On Thu, May 28, 2020 at 8:15 PM Joseph Eisenberg
<joseph.eisenb...@gmail.com> wrote:
> You can just overlap them. Don't worry too much about how OpenStreetMap carto 
> renders it, as long as they way you map it makes sense and matches reality. 
> Perhaps we can fix the rendering if the current results are causing 
> confusion, so that the trees only show when the green background shows.
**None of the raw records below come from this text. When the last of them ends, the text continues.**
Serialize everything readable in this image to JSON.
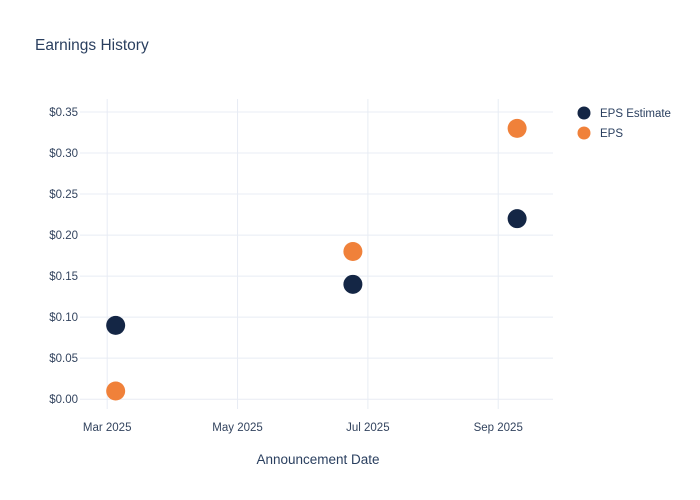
{
  "chart_data": {
    "type": "scatter",
    "title": "Earnings History",
    "xlabel": "Announcement Date",
    "ylabel": "",
    "grid": true,
    "legend_position": "right-top",
    "x_axis": {
      "tick_labels": [
        "Mar 2025",
        "May 2025",
        "Jul 2025",
        "Sep 2025"
      ],
      "tick_months_from_mar2025": [
        0,
        2,
        4,
        6
      ]
    },
    "y_axis": {
      "tick_labels": [
        "$0.00",
        "$0.05",
        "$0.10",
        "$0.15",
        "$0.20",
        "$0.25",
        "$0.30",
        "$0.35"
      ],
      "tick_values": [
        0.0,
        0.05,
        0.1,
        0.15,
        0.2,
        0.25,
        0.3,
        0.35
      ],
      "ylim": [
        0,
        0.365
      ]
    },
    "series": [
      {
        "name": "EPS Estimate",
        "color": "#142645",
        "x_months_from_mar2025": [
          0.13,
          3.77,
          6.29
        ],
        "x_dates_approx": [
          "2025-03-05",
          "2025-06-24",
          "2025-09-10"
        ],
        "values": [
          0.09,
          0.14,
          0.22
        ]
      },
      {
        "name": "EPS",
        "color": "#F0813A",
        "x_months_from_mar2025": [
          0.13,
          3.77,
          6.29
        ],
        "x_dates_approx": [
          "2025-03-05",
          "2025-06-24",
          "2025-09-10"
        ],
        "values": [
          0.01,
          0.18,
          0.33
        ]
      }
    ]
  },
  "colors": {
    "text": "#2a3f5f",
    "tick_text": "#33445f",
    "gridline": "#e8ecf4",
    "background": "#ffffff"
  }
}
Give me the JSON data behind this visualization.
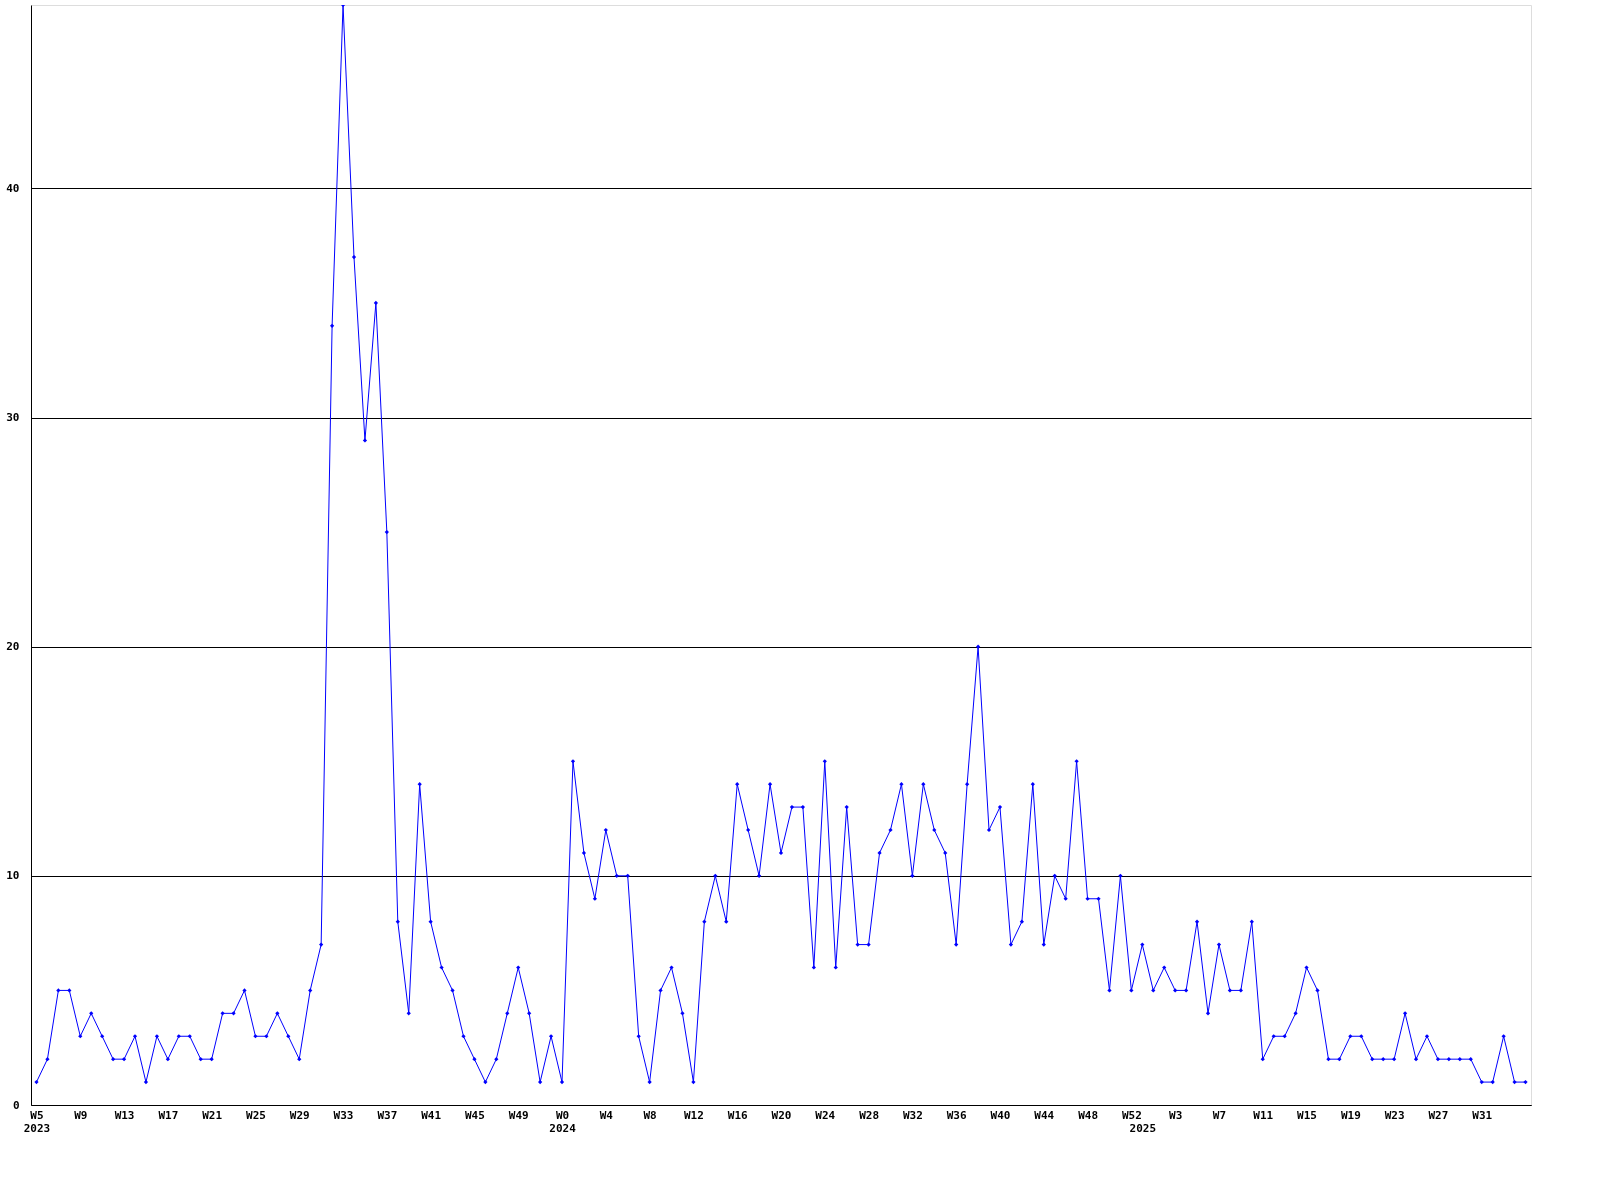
{
  "chart_data": {
    "type": "line",
    "categories": [
      "W5\n2023",
      null,
      null,
      null,
      "W9",
      null,
      null,
      null,
      "W13",
      null,
      null,
      null,
      "W17",
      null,
      null,
      null,
      "W21",
      null,
      null,
      null,
      "W25",
      null,
      null,
      null,
      "W29",
      null,
      null,
      null,
      "W33",
      null,
      null,
      null,
      "W37",
      null,
      null,
      null,
      "W41",
      null,
      null,
      null,
      "W45",
      null,
      null,
      null,
      "W49",
      null,
      null,
      null,
      "W0\n2024",
      null,
      null,
      null,
      "W4",
      null,
      null,
      null,
      "W8",
      null,
      null,
      null,
      "W12",
      null,
      null,
      null,
      "W16",
      null,
      null,
      null,
      "W20",
      null,
      null,
      null,
      "W24",
      null,
      null,
      null,
      "W28",
      null,
      null,
      null,
      "W32",
      null,
      null,
      null,
      "W36",
      null,
      null,
      null,
      "W40",
      null,
      null,
      null,
      "W44",
      null,
      null,
      null,
      "W48",
      null,
      null,
      null,
      "W52",
      "\n2025",
      null,
      null,
      "W3",
      null,
      null,
      null,
      "W7",
      null,
      null,
      null,
      "W11",
      null,
      null,
      null,
      "W15",
      null,
      null,
      null,
      "W19",
      null,
      null,
      null,
      "W23",
      null,
      null,
      null,
      "W27",
      null,
      null,
      null,
      "W31",
      null,
      null,
      null,
      null
    ],
    "series": [
      {
        "color": "#0000ff",
        "values": [
          1,
          2,
          5,
          5,
          3,
          4,
          3,
          2,
          2,
          3,
          1,
          3,
          2,
          3,
          3,
          2,
          2,
          4,
          4,
          5,
          3,
          3,
          4,
          3,
          2,
          5,
          7,
          34,
          48,
          37,
          29,
          35,
          25,
          8,
          4,
          14,
          8,
          6,
          5,
          3,
          2,
          1,
          2,
          4,
          6,
          4,
          1,
          3,
          1,
          15,
          11,
          9,
          12,
          10,
          10,
          3,
          1,
          5,
          6,
          4,
          1,
          8,
          10,
          8,
          14,
          12,
          10,
          14,
          11,
          13,
          13,
          6,
          15,
          6,
          13,
          7,
          7,
          11,
          12,
          14,
          10,
          14,
          12,
          11,
          7,
          14,
          20,
          12,
          13,
          7,
          8,
          14,
          7,
          10,
          9,
          15,
          9,
          9,
          5,
          10,
          5,
          7,
          5,
          6,
          5,
          5,
          8,
          4,
          7,
          5,
          5,
          8,
          2,
          3,
          3,
          4,
          6,
          5,
          2,
          2,
          3,
          3,
          2,
          2,
          2,
          4,
          2,
          3,
          2,
          2,
          2,
          2,
          1,
          1,
          3,
          1,
          1
        ]
      }
    ],
    "ylim": [
      0,
      48
    ],
    "yticks": [
      0,
      10,
      20,
      30,
      40
    ],
    "grid": "y",
    "marker": "diamond",
    "line_style": "solid",
    "legend": false
  }
}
Like Steve, I tend to overlap land use and land cover - which are two
distinct things.

I use 'landuse=forest' for 'the land is dedicated to the production of
forest products'.  Around here, such lands often, perhaps even
usually, have a secondary purpose of public recreation. This is true
even of privately-held ones; there are significant access easements,
for instance, to the forests owned in the Adirondacks by the paper
companies. I've certainly hiked on land owned by Finch Pruyn (when it
was still a going concern) and International Paper.  I use
'natural=wood' for 'this land is tree covered', and don't follow the
convention that some mappers do that it must be in some sense a
'natural' wood, and 'unmanaged', whatever that means. (In my part of
the world, the wilderness areas are among the most intensively managed
land in the country - to protect them!)

The strict taxonomists object to my use of 'landuse=forest' to denote
the land use - and want to require trees on every square metre. But
that's not the way a working forest works. In any given year, a given
piece of acreage may be grassland, scrub, marsh, open water, alder
thicket, or mature trees, depending on how long it's been since
harvest and what the beavers have been up to that year.  Despite the
awkward rendering, I do not cut the water and wetlands out of a forest
like https://www.openstreetmap.org/relation/6378266 - because the
whole thing is working forest, and the beaver activity changes, so
those ponds and marshes are actually less permanent than the use to
which the humans put the land.

'natural=wood' may overlay atop different land uses.  The grounds of
the mansion at https://www.openstreetmap.org/way/148531875 are largely
forested, and have a 'natural=wood' polygon overlaid, which also
extends over some of the adjoining protected_areas. (The mansion
grounds are not hard to trace in the field, since the NO TRESPASSING
posters can be spotted from the trails on all four sides.)  The
industrial areas like https://www.openstreetmap.org/way/479164244 and
https://www.openstreetmap.org/relation/7464551 are also partly wooded
- largely because in this part of the world, vacant land grows to
trees.  On other industrial sites, the gaps between buildings may be
grass, or bare dirt, or scrub land, or rubbish heaps, but here it
becomes either woodland or wetland.

I don't map orchards or forests as 'farmland'.  I don't mind layering
farm buiildings, residences, or greenhouses on top of 'farmland', and
don't make cutouts for them, but the renderers are happier with me if
I call orchards and forests separate things.